The stirrings of trouble in the stock market this summer helped sap U.S. households of their wealth in the second quarter.
Household net worth — the difference between value of the assets and liabilities of U.S. households — fell by $150 billion during the quarter to $58.5 trillion, according to a new report from the Federal Reserve. Household assets fell 0.2 percent and total liabilities were flat versus the first quarter.
Gregory Daco, U.S. economist at IHS Global Insight, said the stock market collapse during August would help drive household wealth down another nearly $1.5 trillion in the third quarter.
“With the housing market still familiarizing with the abyss, a stock market loss was the last thing consumers needed,” Daco said in an analysis. “The third quarter will likely be one to remember as the steepest household net worth decline since the early days of the 2007-2009 recession. Indeed the steep stock market losses incurred since early August will combine with the poor housing market for a lethal mix. This is not good news for consumers.”

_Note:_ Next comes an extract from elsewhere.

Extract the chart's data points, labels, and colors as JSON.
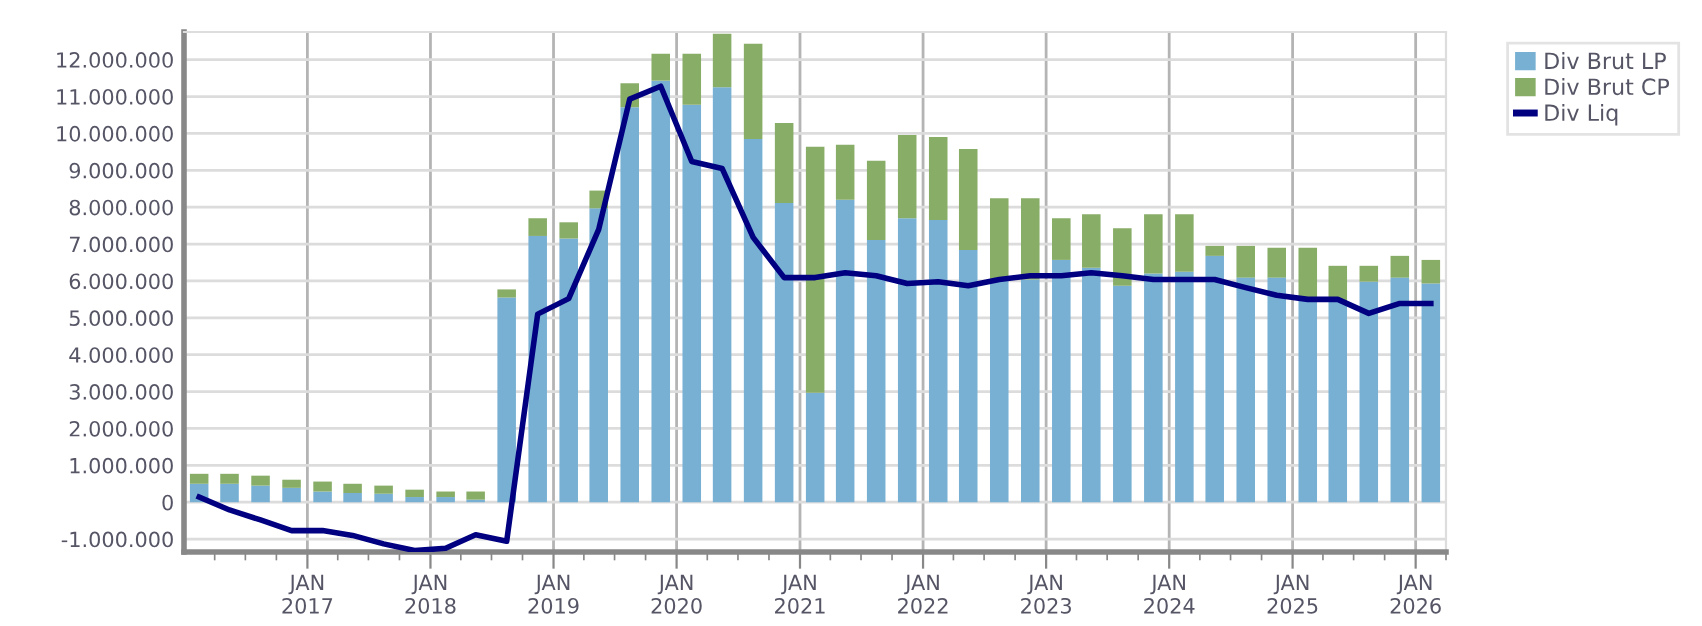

Although sales have not been as strong as expected earlier in the year, retailers, and particularly those in the mid and upper tiers, have largely not reported a sharp pull back by consumers. Regardless of expectations, companies across the price spectrum have freshened up their battle plans and say they are prepared to react if consumers pull back dramatically.
Markets have been gaining ground in recent days as European policy makers try to find a way to keep the Euro zone’s debt crisis from spiraling completely out of control.

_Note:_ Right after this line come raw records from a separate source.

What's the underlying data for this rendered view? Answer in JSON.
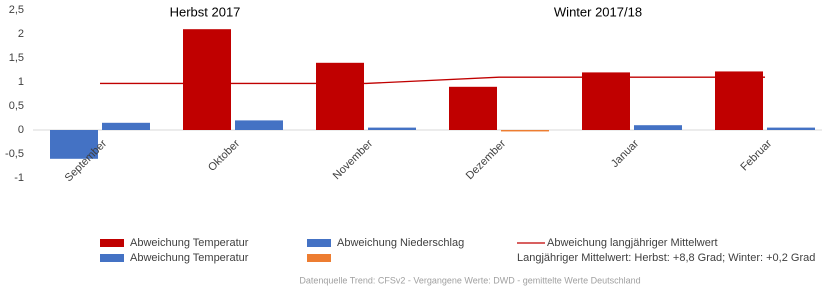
{
  "chart_data": {
    "type": "bar",
    "annotations": [
      "Herbst 2017",
      "Winter 2017/18"
    ],
    "note": "Langjähriger Mittelwert: Herbst: +8,8 Grad; Winter: +0,2 Grad",
    "source": "Datenquelle Trend: CFSv2 - Vergangene Werte: DWD - gemittelte Werte Deutschland",
    "categories": [
      "September",
      "Oktober",
      "November",
      "Dezember",
      "Januar",
      "Februar"
    ],
    "series": [
      {
        "name": "Abweichung Temperatur",
        "color": "#c00000",
        "values": [
          null,
          2.1,
          1.4,
          0.9,
          1.2,
          1.22
        ]
      },
      {
        "name": "Abweichung Niederschlag",
        "color": "#4472c4",
        "values": [
          0.15,
          0.2,
          0.05,
          null,
          0.1,
          0.05
        ]
      },
      {
        "name": "Abweichung langjähriger Mittelwert",
        "color": "#c00000",
        "type": "line",
        "values": [
          0.97,
          0.97,
          0.97,
          1.1,
          1.1,
          1.1
        ]
      },
      {
        "name": "Abweichung Temperatur",
        "color": "#4472c4",
        "values": [
          -0.6,
          null,
          null,
          null,
          null,
          null
        ]
      },
      {
        "color": "#ed7d31",
        "values": [
          null,
          null,
          null,
          -0.03,
          null,
          null
        ]
      }
    ],
    "ylim": [
      -1,
      2.5
    ],
    "yticks": [
      -1,
      {
        "value": -0.5,
        "label": "-0,5"
      },
      0,
      {
        "value": 0.5,
        "label": "0,5"
      },
      1,
      {
        "value": 1.5,
        "label": "1,5"
      },
      2,
      {
        "value": 2.5,
        "label": "2,5"
      }
    ]
  }
}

On Friday it was the Asian markets leading the way up and the Nikkei 225 gained 2.3 percent in Tokyo as the Hang Seng Index rose 1.4 percent in Hong Kong.
In Europe, the DAX gained 1.2 percent in Frankfurt and the FTSE 100 rose 0.6 percent in London. And on Wall Street, the S&P Retail Index increased 1.7 percent, or 9.07 points, to 533.17, as the Dow Jones Industrial Average orse 0.7 percent, or 75.91 points, to 11,509.99.